We see this Light, this Child’s birth described in the Gospel of Luke. The passage seems to be a story of tragedy, the type that newscasts show to increase sentimentality this time of year. A poor mother gives birth amidst domestic animals; housing was not adequate in the city. Sound familiar? The mother wraps the child in rages. In her poverty, in the baby’s poverty, the newborn finds himself in a feeding trough for the animals. Amidst the poverty, at the very margins of the land of darkness in which people dwell, God becomes human and dwells among us, and we have seen His glory, the glory of the only begotten Child. The Light shines in the darkness. Unto us a child is born.

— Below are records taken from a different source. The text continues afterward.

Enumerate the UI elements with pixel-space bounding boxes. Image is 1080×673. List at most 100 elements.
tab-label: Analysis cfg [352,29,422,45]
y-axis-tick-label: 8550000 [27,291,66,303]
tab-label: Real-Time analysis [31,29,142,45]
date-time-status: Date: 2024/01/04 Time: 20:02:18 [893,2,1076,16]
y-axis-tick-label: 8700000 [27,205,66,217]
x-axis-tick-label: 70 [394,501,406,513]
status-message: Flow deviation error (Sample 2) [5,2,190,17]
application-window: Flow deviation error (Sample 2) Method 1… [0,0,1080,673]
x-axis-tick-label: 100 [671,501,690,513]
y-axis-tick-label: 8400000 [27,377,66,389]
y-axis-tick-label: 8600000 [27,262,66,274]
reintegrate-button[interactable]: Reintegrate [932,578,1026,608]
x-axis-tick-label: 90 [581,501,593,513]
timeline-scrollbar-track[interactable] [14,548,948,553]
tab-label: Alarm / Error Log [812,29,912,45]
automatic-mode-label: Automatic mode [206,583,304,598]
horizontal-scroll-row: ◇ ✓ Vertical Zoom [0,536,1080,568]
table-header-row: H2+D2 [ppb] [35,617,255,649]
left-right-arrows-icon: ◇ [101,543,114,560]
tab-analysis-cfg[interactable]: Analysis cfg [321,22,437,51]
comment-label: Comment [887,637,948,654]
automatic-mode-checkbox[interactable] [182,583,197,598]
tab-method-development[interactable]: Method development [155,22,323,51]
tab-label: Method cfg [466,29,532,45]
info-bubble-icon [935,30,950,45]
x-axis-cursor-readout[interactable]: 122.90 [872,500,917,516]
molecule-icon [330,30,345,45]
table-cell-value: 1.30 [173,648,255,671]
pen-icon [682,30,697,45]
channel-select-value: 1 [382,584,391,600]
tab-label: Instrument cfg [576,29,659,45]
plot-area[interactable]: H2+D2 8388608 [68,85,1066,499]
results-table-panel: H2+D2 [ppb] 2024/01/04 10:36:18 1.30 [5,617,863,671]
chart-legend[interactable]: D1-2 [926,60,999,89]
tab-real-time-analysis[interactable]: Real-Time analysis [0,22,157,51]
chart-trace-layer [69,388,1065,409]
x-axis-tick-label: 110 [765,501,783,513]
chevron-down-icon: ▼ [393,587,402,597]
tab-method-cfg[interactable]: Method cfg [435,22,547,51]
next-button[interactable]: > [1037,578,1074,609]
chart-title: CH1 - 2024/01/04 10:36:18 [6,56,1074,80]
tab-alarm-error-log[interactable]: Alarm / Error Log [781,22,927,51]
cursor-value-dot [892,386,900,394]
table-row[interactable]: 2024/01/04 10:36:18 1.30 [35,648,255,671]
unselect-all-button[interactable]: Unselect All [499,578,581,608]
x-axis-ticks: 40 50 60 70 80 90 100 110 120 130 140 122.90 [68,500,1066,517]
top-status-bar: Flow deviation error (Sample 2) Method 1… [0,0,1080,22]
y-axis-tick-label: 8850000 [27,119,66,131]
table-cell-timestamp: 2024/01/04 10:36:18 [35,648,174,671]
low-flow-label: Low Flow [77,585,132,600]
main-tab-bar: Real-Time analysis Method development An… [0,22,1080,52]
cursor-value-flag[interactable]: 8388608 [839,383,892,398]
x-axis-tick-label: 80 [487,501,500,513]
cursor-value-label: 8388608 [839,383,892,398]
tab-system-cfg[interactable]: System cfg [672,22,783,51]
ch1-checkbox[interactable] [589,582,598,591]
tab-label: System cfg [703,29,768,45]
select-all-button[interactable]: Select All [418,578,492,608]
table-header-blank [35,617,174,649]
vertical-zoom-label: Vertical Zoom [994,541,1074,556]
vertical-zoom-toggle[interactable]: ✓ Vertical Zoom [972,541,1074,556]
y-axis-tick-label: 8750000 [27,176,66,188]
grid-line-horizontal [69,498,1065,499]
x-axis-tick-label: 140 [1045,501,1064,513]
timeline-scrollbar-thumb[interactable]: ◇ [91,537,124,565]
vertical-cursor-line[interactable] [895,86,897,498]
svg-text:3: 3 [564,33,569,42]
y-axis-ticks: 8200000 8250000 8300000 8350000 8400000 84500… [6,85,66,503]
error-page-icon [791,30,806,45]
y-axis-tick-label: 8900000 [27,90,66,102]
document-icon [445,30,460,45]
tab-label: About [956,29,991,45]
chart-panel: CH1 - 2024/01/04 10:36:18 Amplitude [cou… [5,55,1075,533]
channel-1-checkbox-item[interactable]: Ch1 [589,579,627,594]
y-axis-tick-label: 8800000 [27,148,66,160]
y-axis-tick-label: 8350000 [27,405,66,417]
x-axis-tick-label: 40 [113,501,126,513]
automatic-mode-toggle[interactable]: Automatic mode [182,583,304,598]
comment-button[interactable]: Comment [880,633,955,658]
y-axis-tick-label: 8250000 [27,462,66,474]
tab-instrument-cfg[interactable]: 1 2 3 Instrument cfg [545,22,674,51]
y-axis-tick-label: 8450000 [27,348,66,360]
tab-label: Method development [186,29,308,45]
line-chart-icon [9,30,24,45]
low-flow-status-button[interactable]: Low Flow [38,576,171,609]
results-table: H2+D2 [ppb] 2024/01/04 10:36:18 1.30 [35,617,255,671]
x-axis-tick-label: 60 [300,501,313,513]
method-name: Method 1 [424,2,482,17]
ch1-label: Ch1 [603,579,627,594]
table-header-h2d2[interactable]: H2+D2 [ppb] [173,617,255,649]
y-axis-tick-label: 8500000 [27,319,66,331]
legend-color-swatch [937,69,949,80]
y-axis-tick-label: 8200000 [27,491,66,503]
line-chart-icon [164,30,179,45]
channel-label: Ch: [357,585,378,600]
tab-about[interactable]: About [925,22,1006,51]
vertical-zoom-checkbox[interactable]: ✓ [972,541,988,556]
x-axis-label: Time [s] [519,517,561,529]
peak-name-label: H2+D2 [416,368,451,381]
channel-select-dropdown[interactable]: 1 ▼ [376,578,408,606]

God has sent God’s own Self into the land of darkness in which we dwell as this poor Jewish child, born of a displaced, poor Jewish woman. As Benedict XVIth said yesterday, “God our Lord did not use the outer trappings of power against the threats of History as we men do in keeping with the norms of our world and might have expected from Him. God wields the weapon of kindness; revealed Himself as a babe in a manger; and so uses His power against the destructive might of violence. Thus, God saves us and shows us what He saves.” Amidst the darkness God has sent the Light, God's very Self, the Word made flesh that has dwelt among us.
Conclusion: Can you see? In Jesus we see the beginning and end of our journey, our true humanity and God’s true nature. We realize that we are called to live in this story, live in this Light, to walk according to the Light, not the darkness. We realize that God is with us, for God has become one of us in Jesus. Respond in faith in God – darkness is not the last word; Light is! Unto us a child is born! Let God enfold you into the very life of Love that is God the Father shown to us through the Son by the power of the Holy Spirit. Come to participate in the very life of Jesus Christ in the bread and the cup this evening, and therefore, participate in the very Life of God. And be thankful. Forget sentiment. Experience the wonder!